Depois de a Toyota suspender em 2023, pela primeira vez em 43 anos, as vendas do Camry no Japão, o sedã pode estar a caminho de casa novamente — só que, desta vez, por importação reversa a partir da América do Norte. A mudança de plano vem na esteira de uma demanda doméstica fraca e de um apetite crescente por modelos maiores que não têm oferta oficial no mercado japonês.

Além do Camry, a Toyota avalia trazer o Sienna, minivan queridinha nos Estados Unidos e no Canadá, mas que no Japão só aparece via importadores independentes.

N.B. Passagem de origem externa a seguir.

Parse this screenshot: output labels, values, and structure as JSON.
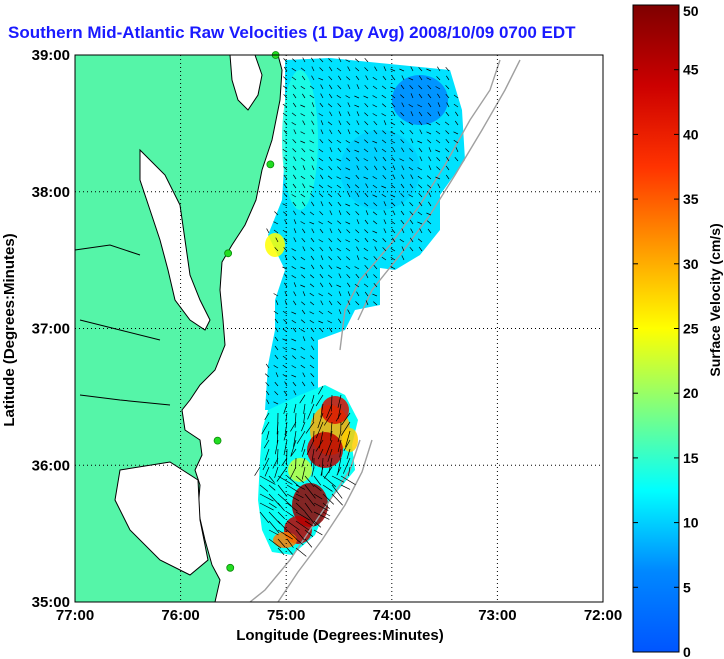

Já os grandalhões Sequoia e Tundra permanecem apostas de nicho, esbarrando no porte e na tributação — obstáculos que não desaparecem só porque o emblema é familiar. Em termos práticos, soa coerente priorizar o que tem vocação mais urbana antes de arriscar nos extremos.

Do lado da Honda, a lista de possíveis retornos inclui Ridgeline, Pilot e Passport. Nenhum deles é vendido oficialmente no país, mas continuam despertando interesse entre os fãs de SUVs — um sinal de que há público disposto a pagar pela combinação de espaço e versatilidade.

Segundo relatos da mídia, a Nissan discute a volta do Murano após quase uma década fora do mercado doméstico e considera também importar a picape Frontier, pensada primordialmente para o comprador norte-americano.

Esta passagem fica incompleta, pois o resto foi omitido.